The senator was speaking in Nairobi after visiting Sudan and neighboring Chad, where he conducted interviews with refugees from the war-torn region.

He said the U.S. would increase pressure on Sudan to take effective action in Darfur, where the Janjaweed militia has been accused of atrocities against the black Muslim population since early last year.

"When I return to Washington, I will inform my colleagues that we must continue to speak loudly to bring international attention to this horrendous tragedy that is underway," Frist declared.

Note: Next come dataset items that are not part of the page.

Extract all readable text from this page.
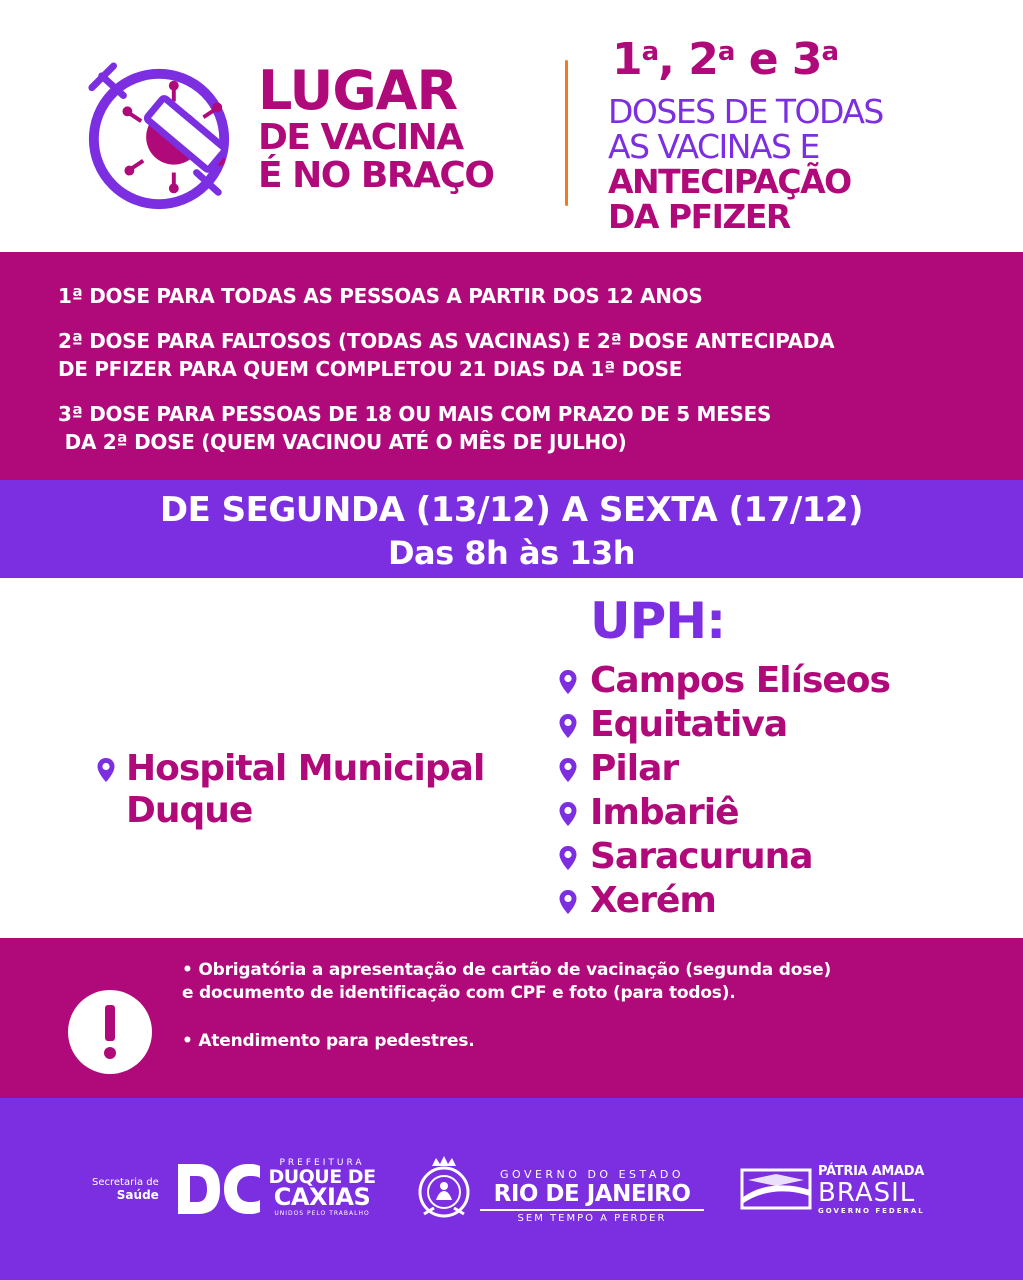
LUGAR
DE VACINA
É NO BRAÇO
1$^a$, 2$^a$ e 3$^a$
DOSES DE TODAS
AS VACINAS E
ANTECIPAÇÃO
DA PFIZER
1ª DOSE PARA TODAS AS PESSOAS A PARTIR DOS 12 ANOS
2ª DOSE PARA FALTOSOS (TODAS AS VACINAS) E 2ª DOSE ANTECIPADA
DE PFIZER PARA QUEM COMPLETOU 21 DIAS DA 1ª DOSE
3ª DOSE PARA PESSOAS DE 18 OU MAIS COM PRAZO DE 5 MESES
DA 2ª DOSE (QUEM VACINOU ATÉ O MÊS DE JULHO)
DE SEGUNDA (13/12) A SEXTA (17/12)
Das 8h às 13h
Hospital Municipal
Duque
UPH:
Campos Elíseos
Equitativa
Pilar
Imbariê
Saracuruna
Xerém
• Obrigatória a apresentação de cartão de vacinação (segunda dose)
e documento de identificação com CPF e foto (para todos).
• Atendimento para pedestres.
Secretaria de
Saúde
PREFEITURA
DUQUE DE
CAXIAS
UNIDOS PELO TRABALHO
GOVERNO DO ESTADO
RIO DE JANEIRO
SEM TEMPO A PERDER
PÁTRIA AMADA
BRASIL
GOVERNO FEDERAL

The U.N. estimates that there are currently some 1.2 million displaced people in the Darfur region and about two million people urgently in need of food. Some 50,000 more have died from armed attacks, malnutrition and diseases since a conflict erupted between the government and two Darfurian rebel groups.

Frist said that Khartoum could end the conflict in Dafur at any time but lacked the political will to do so.

If the conflict did not end within the 30 days stipulated by a recent U.N. Security Council resolution, he said, a joint protective force should be deployed immediately.

He proposed that such a force should comprise Sudanese government soldiers, troops from the Sudan People's Liberation Army (SPLA) -- the main, non-Muslim rebel group in the south of the country which has been negotiating a peace agreement with Khartoum -- and from the African Union (AU).

On Monday, Sudan rejected an AU proposal to send some 2,000 peacekeepers, saying that would amount to "colonialism." Khartoum agreed that a 300-strong AU force already in Dafur could monitor a ceasefire signed in April between the government and the rebels.

Sudan's foreign minister, Mustafa Ismail, said security in Darfur "is the responsibility of Sudan alone."

Frist expressed frustration about the situation, saying each day that passes without the international community taking action only prolongs the ongoing tragedy.

Representatives of Khartoum and the two rebel groups in Darfur are scheduled to hold AU-brokered peace talks on August 23.

State Department spokesman Adam Ereli said progress achieved in those talks would be a factor when the U.N. determines whether or not to impose sanctions.

According to Frist, threats of U.N. sanctions were insufficient, since "Sudan can simply operate without the effect of those sanctions being felt."

The Arab League announced Sunday that it opposed sanctions against Sudan or any "forced foreign military intervention in the area."

Roger Winter of the U.S. Agency for International Development said Khartoum had yet to eliminate all the barriers slowing the inflow of humanitarian assistance.

Those barriers included delays in issuing visas, denial of work permits and delays in customs clearing.

Officials were also insisting on testing pharmaceutical products in Khartoum laboratories before they could be sent to the conflict region. Khartoum also required that only Sudanese trucks be used to transport relief supplies, and Winter said stocks of Sudanese trucks were inadequate.

The U.S is currently providing more than 80 percent of the humanitarian needs in Dafur, he said.